E. M. Bounds wrote:
“The prayers of God’s saints strengthen the unborn generation against the desolating waves of sin and evil. Woe to the generation of sons who find their own censers empty of the rich incense of prayer, whose fathers have been too busy or too unbelieving to pray, and who have inexpressible perils and untold consequences for their heritage! They whose fathers and mothers have left them a wealthy legacy of prayer are very fortunate, indeed.”
Such strong and provocative language only makes sense if we possess an exalted understanding of prayer. If prayer is just something that we do in order to be seen to be faithful in God’s eyes, then the language Bounds uses seems preposterous. After all, prayer that is inconsequential makes prayerlessness equally inconsequential. If it makes no difference if we do pray, then, conversely, it makes no difference if we don’t pray.

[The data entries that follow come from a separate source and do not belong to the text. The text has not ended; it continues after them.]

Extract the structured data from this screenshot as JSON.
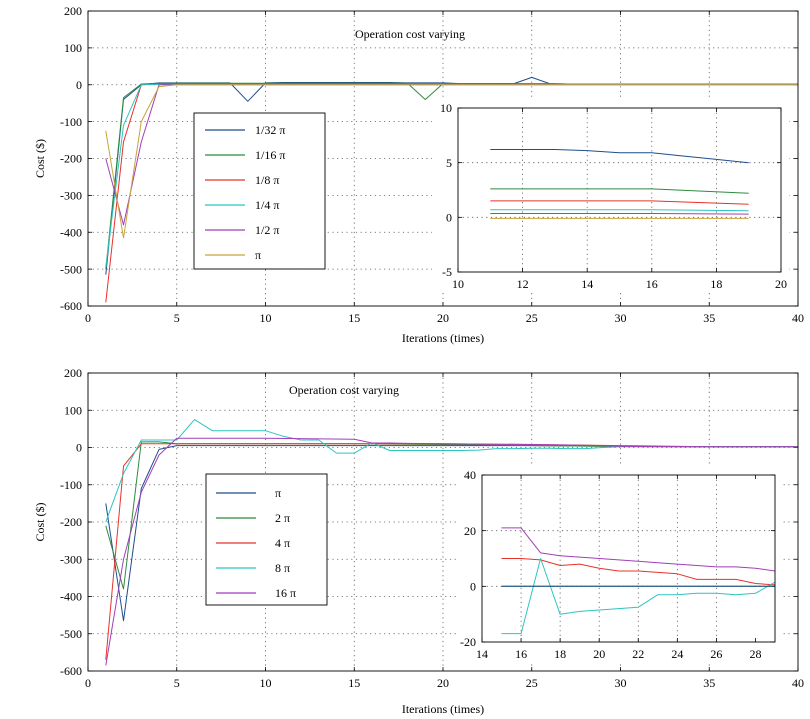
{
  "chart_data": [
    {
      "type": "line",
      "title": "Operation cost varying",
      "xlabel": "Iterations (times)",
      "ylabel": "Cost ($)",
      "xlim": [
        0,
        40
      ],
      "ylim": [
        -600,
        200
      ],
      "xticks": [
        0,
        5,
        10,
        15,
        20,
        25,
        30,
        35,
        40
      ],
      "yticks": [
        -600,
        -500,
        -400,
        -300,
        -200,
        -100,
        0,
        100,
        200
      ],
      "grid": true,
      "legend": "center-left",
      "series": [
        {
          "name": "1/32 π",
          "color": "#1f4e8c",
          "x": [
            1,
            2,
            3,
            4,
            5,
            6,
            7,
            8,
            9,
            10,
            11,
            12,
            13,
            14,
            15,
            16,
            17,
            18,
            19,
            20,
            21,
            22,
            23,
            24,
            25,
            26,
            27,
            28,
            29,
            30,
            31,
            32,
            33,
            34,
            35,
            36,
            37,
            38,
            39,
            40
          ],
          "y": [
            -515,
            -40,
            0,
            5,
            5,
            5,
            5,
            5,
            -45,
            5,
            6,
            6,
            6,
            6,
            6,
            6,
            6,
            5,
            5,
            5,
            3,
            3,
            3,
            3,
            20,
            3,
            2,
            2,
            2,
            2,
            2,
            2,
            2,
            2,
            2,
            2,
            2,
            2,
            2,
            2
          ]
        },
        {
          "name": "1/16 π",
          "color": "#2e8b3e",
          "x": [
            1,
            2,
            3,
            4,
            5,
            6,
            7,
            8,
            9,
            10,
            11,
            12,
            13,
            14,
            15,
            16,
            17,
            18,
            19,
            20,
            21,
            22,
            23,
            24,
            25,
            26,
            27,
            28,
            29,
            30,
            31,
            32,
            33,
            34,
            35,
            36,
            37,
            38,
            39,
            40
          ],
          "y": [
            -500,
            -35,
            2,
            4,
            4,
            4,
            4,
            4,
            4,
            4,
            4,
            4,
            4,
            4,
            4,
            4,
            4,
            4,
            -40,
            3,
            3,
            3,
            3,
            3,
            3,
            3,
            2,
            2,
            2,
            2,
            2,
            2,
            2,
            2,
            2,
            2,
            2,
            2,
            2,
            2
          ]
        },
        {
          "name": "1/8 π",
          "color": "#e8332a",
          "x": [
            1,
            2,
            3,
            4,
            5,
            10,
            15,
            20,
            25,
            30,
            35,
            40
          ],
          "y": [
            -590,
            -155,
            0,
            2,
            2,
            2,
            2,
            2,
            1,
            1,
            1,
            1
          ]
        },
        {
          "name": "1/4 π",
          "color": "#2ec4c0",
          "x": [
            1,
            2,
            3,
            4,
            5,
            10,
            15,
            20,
            25,
            30,
            35,
            40
          ],
          "y": [
            -495,
            -110,
            0,
            1,
            1,
            1,
            1,
            1,
            1,
            1,
            1,
            1
          ]
        },
        {
          "name": "1/2 π",
          "color": "#a13fb8",
          "x": [
            1,
            2,
            3,
            4,
            5,
            10,
            15,
            20,
            25,
            30,
            35,
            40
          ],
          "y": [
            -200,
            -380,
            -155,
            0,
            0,
            0,
            0,
            0,
            0,
            0,
            0,
            0
          ]
        },
        {
          "name": "π",
          "color": "#c9a23a",
          "x": [
            1,
            2,
            3,
            4,
            5,
            10,
            15,
            20,
            25,
            30,
            35,
            40
          ],
          "y": [
            -125,
            -415,
            -100,
            -5,
            0,
            0,
            0,
            0,
            0,
            0,
            0,
            0
          ]
        }
      ],
      "inset": {
        "xlim": [
          10,
          20
        ],
        "ylim": [
          -5,
          10
        ],
        "xticks": [
          10,
          12,
          14,
          16,
          18,
          20
        ],
        "yticks": [
          -5,
          0,
          5,
          10
        ],
        "grid": true,
        "series": [
          {
            "color": "#1f4e8c",
            "x": [
              11,
              12,
              13,
              14,
              15,
              16,
              17,
              18,
              19
            ],
            "y": [
              6.2,
              6.2,
              6.2,
              6.1,
              5.9,
              5.9,
              5.6,
              5.3,
              5.0
            ]
          },
          {
            "color": "#2e8b3e",
            "x": [
              11,
              16,
              19
            ],
            "y": [
              2.6,
              2.6,
              2.2
            ]
          },
          {
            "color": "#e8332a",
            "x": [
              11,
              16,
              19
            ],
            "y": [
              1.5,
              1.5,
              1.2
            ]
          },
          {
            "color": "#2ec4c0",
            "x": [
              11,
              16,
              19
            ],
            "y": [
              0.7,
              0.7,
              0.6
            ]
          },
          {
            "color": "#a13fb8",
            "x": [
              11,
              16,
              19
            ],
            "y": [
              0.35,
              0.35,
              0.3
            ]
          },
          {
            "color": "#c9a23a",
            "x": [
              11,
              19
            ],
            "y": [
              -0.1,
              -0.1
            ]
          }
        ]
      }
    },
    {
      "type": "line",
      "title": "Operation cost varying",
      "xlabel": "Iterations (times)",
      "ylabel": "Cost ($)",
      "xlim": [
        0,
        40
      ],
      "ylim": [
        -600,
        200
      ],
      "xticks": [
        0,
        5,
        10,
        15,
        20,
        25,
        30,
        35,
        40
      ],
      "yticks": [
        -600,
        -500,
        -400,
        -300,
        -200,
        -100,
        0,
        100,
        200
      ],
      "grid": true,
      "legend": "center-left",
      "series": [
        {
          "name": "π",
          "color": "#1f4e8c",
          "x": [
            1,
            2,
            3,
            4,
            5,
            10,
            15,
            20,
            25,
            30,
            35,
            40
          ],
          "y": [
            -150,
            -465,
            -110,
            -5,
            5,
            5,
            5,
            5,
            5,
            3,
            2,
            2
          ]
        },
        {
          "name": "2 π",
          "color": "#2e8b3e",
          "x": [
            1,
            2,
            3,
            4,
            5,
            10,
            15,
            20,
            25,
            30,
            35,
            40
          ],
          "y": [
            -210,
            -380,
            15,
            15,
            10,
            10,
            10,
            8,
            5,
            3,
            2,
            2
          ]
        },
        {
          "name": "4 π",
          "color": "#e8332a",
          "x": [
            1,
            2,
            3,
            4,
            5,
            10,
            15,
            20,
            25,
            30,
            35,
            40
          ],
          "y": [
            -570,
            -50,
            10,
            10,
            10,
            10,
            10,
            10,
            8,
            5,
            2,
            2
          ]
        },
        {
          "name": "8 π",
          "color": "#2ec4c0",
          "x": [
            1,
            2,
            3,
            4,
            5,
            6,
            7,
            8,
            9,
            10,
            11,
            12,
            13,
            14,
            15,
            16,
            17,
            18,
            19,
            20,
            21,
            22,
            23,
            24,
            25,
            26,
            27,
            28,
            29,
            30,
            35,
            40
          ],
          "y": [
            -200,
            -70,
            20,
            20,
            20,
            75,
            45,
            45,
            45,
            45,
            30,
            20,
            20,
            -15,
            -15,
            12,
            -8,
            -8,
            -8,
            -8,
            -8,
            -7,
            -3,
            -3,
            -2,
            -2,
            -3,
            -3,
            0,
            2,
            2,
            2
          ]
        },
        {
          "name": "16 π",
          "color": "#a13fb8",
          "x": [
            1,
            2,
            3,
            4,
            5,
            10,
            15,
            16,
            17,
            18,
            20,
            25,
            28,
            29,
            30,
            35,
            40
          ],
          "y": [
            -585,
            -300,
            -120,
            -20,
            25,
            25,
            22,
            12,
            12,
            11,
            10,
            8,
            6,
            5,
            3,
            2,
            2
          ]
        }
      ],
      "inset": {
        "xlim": [
          14,
          29
        ],
        "ylim": [
          -20,
          40
        ],
        "xticks": [
          14,
          16,
          18,
          20,
          22,
          24,
          26,
          28
        ],
        "yticks": [
          -20,
          0,
          20,
          40
        ],
        "grid": true,
        "series": [
          {
            "color": "#a13fb8",
            "x": [
              15,
              16,
              17,
              18,
              19,
              20,
              21,
              22,
              23,
              24,
              25,
              26,
              27,
              28,
              29
            ],
            "y": [
              21,
              21,
              12,
              11,
              10.5,
              10,
              9.5,
              9,
              8.5,
              8,
              7.5,
              7,
              7,
              6.5,
              5.5
            ]
          },
          {
            "color": "#e8332a",
            "x": [
              15,
              16,
              17,
              18,
              19,
              20,
              21,
              22,
              23,
              24,
              25,
              26,
              27,
              28,
              29
            ],
            "y": [
              10,
              10,
              9.5,
              7.5,
              8,
              6.5,
              5.5,
              5.5,
              5,
              4.5,
              2.5,
              2.5,
              2.5,
              1,
              0.5
            ]
          },
          {
            "color": "#2ec4c0",
            "x": [
              15,
              16,
              17,
              18,
              19,
              20,
              21,
              22,
              23,
              24,
              25,
              26,
              27,
              28,
              29
            ],
            "y": [
              -17,
              -17,
              10,
              -10,
              -9,
              -8.5,
              -8,
              -7.5,
              -3,
              -3,
              -2.5,
              -2.5,
              -3,
              -2.5,
              1.5
            ]
          },
          {
            "color": "#2e8b3e",
            "x": [
              15,
              29
            ],
            "y": [
              0,
              0
            ]
          },
          {
            "color": "#1f4e8c",
            "x": [
              15,
              29
            ],
            "y": [
              0,
              0
            ]
          }
        ]
      }
    }
  ]
}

Bounds sees it quite differently. Prayer is the incredible grace of communicating with the living God - the prelude to powerful, world-changing acts of God. We do not have because we do not ask. And, we often only receive exactly what we request - sometimes nothing more - when more could have been asked for. If we are able to receive great things from God through prayer, then not to pray is to rob the world of those great things. Jeremy Taylor wrote:
“The prayers of holy men appease God’s wrath, drive away temptations, resist and overcome the Devil, procure the ministry and service of angels, rescind the decrees of God. Prayer cures sickness and obtains pardon; it arrests the sun in its course and stays the wheels of the chariot of the moon; it rules over all gods and opens and shuts the storehouses of rain; it unlocks the cabinet of the womb and quenches the violence of fire; it stops the mouths of lions and reconciles our suffering and weak faculties with the violence of torment and violence of persecution; it pleases God and supplies all our need.”
Therefore, if this is true, then not to pray for these things is equivalent to bringing a curse. If we do not pray for these things, then we might as well be against them. We must avoid the terrible consequences of prayerlessness.